En analysant attentivement les données des pages Web du réseau régional d’IQ, les députés et
conseillers politiques du Parti Québécois ont en effet pu déterminer qu’une même personne pouvait être
associée à 12, à 16, voire jusqu’à 23 bureaux. Une autre ferait partie de l’équipe régulière dans
12 régions différentes, lesquelles comptent souvent plus d’un bureau.


« À Montmagny, par exemple, on pourrait croire que 5 personnes occupent à temps plein le bureau et
sont disponibles pour nos entrepreneurs. Mais, en réalité, une seule semble y avoir sont port d’attache
régulier. Même chose à New Carlisle : un seul employé se consacre uniquement à ce bureau, alors que
la page Web parle de 7 personnes. Idem à Val-d’Or, à Chandler… Quant au bureau de Drummondville, il
partage 9 de ses 12 employés avec celui de Victoriaville », a entre autres remarqué le député de
René-Lévesque.


Constatant cela, Harold LeBel a donc beaucoup de questions pour la ministre déléguée au
Développement économique régional, Marie-Eve Proulx. « Pourquoi tenter de faire croire aux Québécois
en général, et aux entrepreneurs en particulier, que les bureaux régionaux d’IQ comptent plus
d’employés qu’en réalité?
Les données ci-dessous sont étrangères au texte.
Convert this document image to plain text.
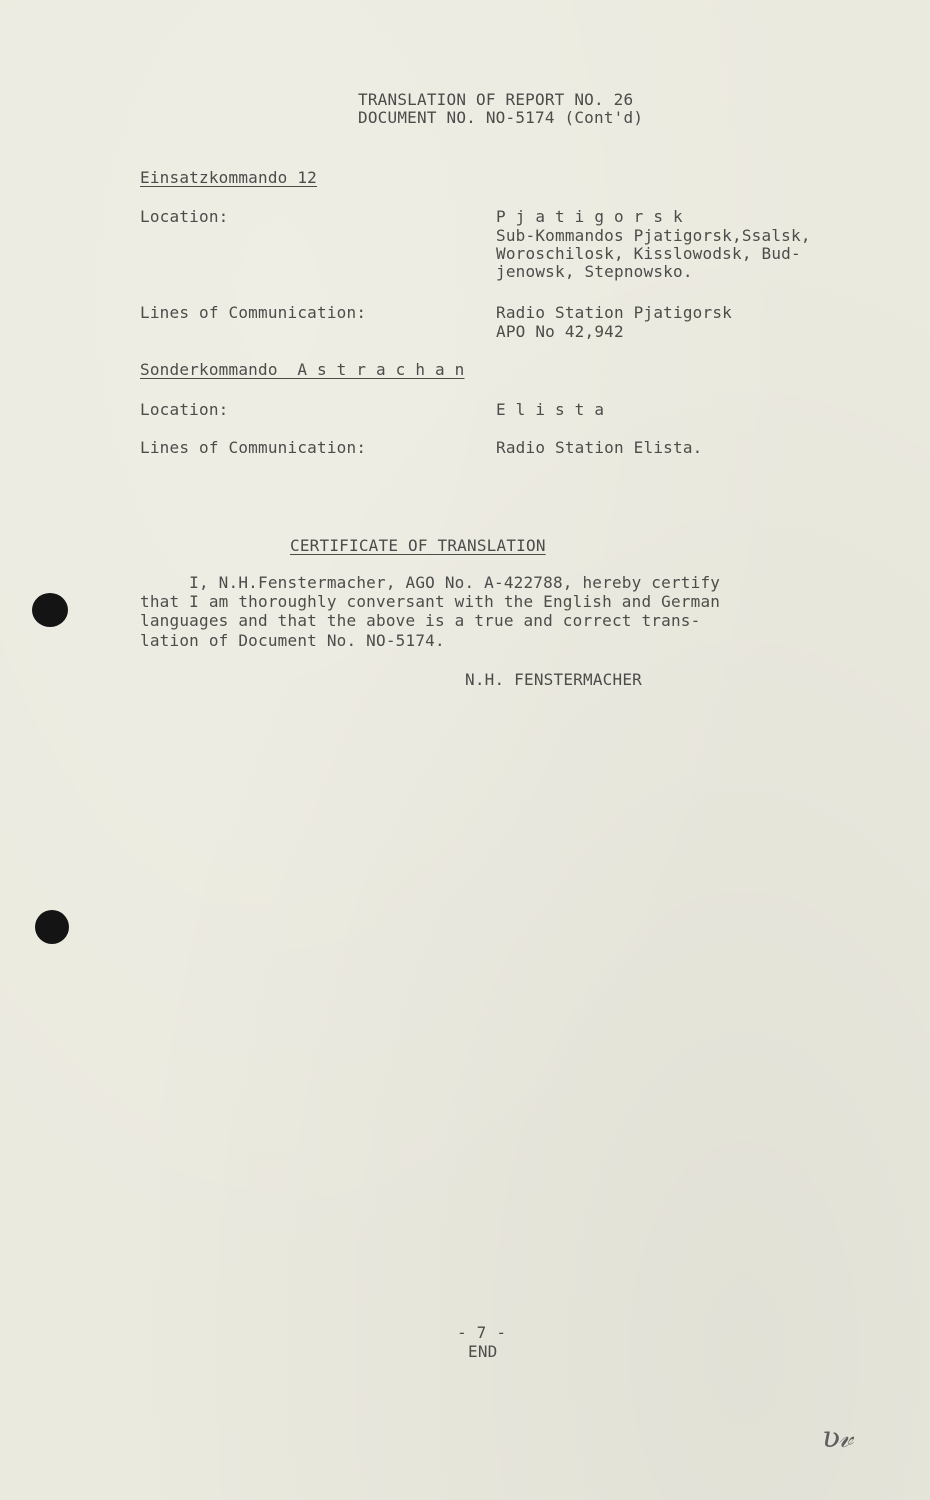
TRANSLATION OF REPORT NO. 26
DOCUMENT NO. NO-5174 (Cont'd)
Einsatzkommando 12
Location:	P j a t i g o r s k
Sub-Kommandos Pjatigorsk,Ssalsk,
Woroschilosk, Kisslowodsk, Bud-
jenowsk, Stepnowsko.
Lines of Communication:	Radio Station Pjatigorsk
APO No 42,942
Sonderkommando  A s t r a c h a n
Location:	E l i s t a
Lines of Communication:	Radio Station Elista.
CERTIFICATE OF TRANSLATION
I, N.H.Fenstermacher, AGO No. A-422788, hereby certify
that I am thoroughly conversant with the English and German
languages and that the above is a true and correct trans-
lation of Document No. NO-5174.
N.H. FENSTERMACHER
- 7 -
END
ʋ𝓋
Pour camoufler les effets néfastes de la disparition des antennes régionales
du ministère de l’Économie et de l’Innovation? Parce que ça paraît mieux? Et quels ont été les
avantages de la refonte d’IQ, à la lumière de tout ceci? »


« Chose certaine, les fonctionnaires d’IQ ne sont pas adéquatement déployés sur le territoire. Dans les
faits, quelle est la part de pouvoir décisionnel se trouvant réellement en région? C’est important que les
Québécois le sachent », a conclu Martin Ouellet.